Um ano depois de ter denunciado a sua situação, Ana Paula dos Santos, agora com quatro filhos, continua a viver num centro de alojamento de emergência social e à espera de uma habitação em Loures.
Na altura grávida, Ana Paula dos Santos deu uma entrevista à Lusa a 14 de março de 2025 para dizer que temia que lhe tirassem o filho que estava prestes a ter, porque vivia numa pensão da Segurança Social, em razão de ter sido alvo de despejo.
Há dez anos em Portugal, esta mulher são-tomense, de 39 anos, já foi inquilina de papel passado. Por uma casa pequena, com baratas e humidade, pagava 410 euros, quase metade do salário mínimo que recebe enquanto auxiliar efetiva num lar de idosos.
Mas depois a renda aumentou e tornou-se incomportável, acabando por se juntar a pessoas conhecidas que vivem no Talude Militar, bairro autoconstruído no concelho de Loures, onde a câmara local tem feito demolições e despejos regulares.
O caso teve repercussão e Ana Paula dos Santos, já com o filho recém-nascido, foi acolhida numa pensão da Segurança Social, durante alguns meses.
Em setembro, foi realojada num centro de alojamento de emergência social, onde atualmente vive com as filhas, de 20, 11 e 6 anos, e o filho de quase um ano.
"Estamos todos num quarto, a alimentação é-nos dada e as casas de banho são partilhadas", relatou à Lusa, adiantando que continua na lista de espera para uma habitação social em Loures.
"Ela não tem qualquer possibilidade de arranjar uma casa no mercado e, portanto, está inscrita na habitação social de Loures e está a aguardar. Entretanto, continuam, volta e meia, as pressões para ela se despachar a arranjar uma casa por ela", denuncia Maria João Costa, da associação Habita, que tem acompanhado o caso.
"Teoricamente ela ficaria no centro de emergência por muito pouco tempo, mas, como toda a gente sabe, menos a Segurança Social, não é possível arranjar casa para um orçamento de salário mínimo", situa, criticando "a pressão" exercida sobre Ana Paula.

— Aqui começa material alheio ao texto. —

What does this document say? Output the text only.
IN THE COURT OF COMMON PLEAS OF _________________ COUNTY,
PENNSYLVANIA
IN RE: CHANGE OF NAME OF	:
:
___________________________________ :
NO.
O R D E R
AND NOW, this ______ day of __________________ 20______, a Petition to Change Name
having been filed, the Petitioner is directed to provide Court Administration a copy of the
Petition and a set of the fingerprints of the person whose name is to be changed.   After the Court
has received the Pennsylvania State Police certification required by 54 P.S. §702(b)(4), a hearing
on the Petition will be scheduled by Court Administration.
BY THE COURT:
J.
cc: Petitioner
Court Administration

"Não há ninguém mais interessado em deixar o centro de emergência do que a própria família", ressalva Maria João Costa, notando que esse tipo de espaços "não tem condições de vida familiar".
A filha maior está na universidade e as duas filhas menores continuam a estudar em escolas de Loures, para onde Ana Paula mantém a esperança de regressar.
Está em décimo lugar na lista de habitação social, mas ainda no dia 10, quando teve o último encontro com a Segurança Social, lhe disseram que tem de continuar a procurar casa.
"Pelos nossos cálculos, a comparticipação da segurança social para o centro de emergência há de andar à volta de três mil euros por mês com esta família. Não era mais simples a Câmara de Loures alugar uma casa que subalugava à família por uma renda social e o diferencial ainda podia ir buscá-lo ao Estado central?", questiona Maria João Costa.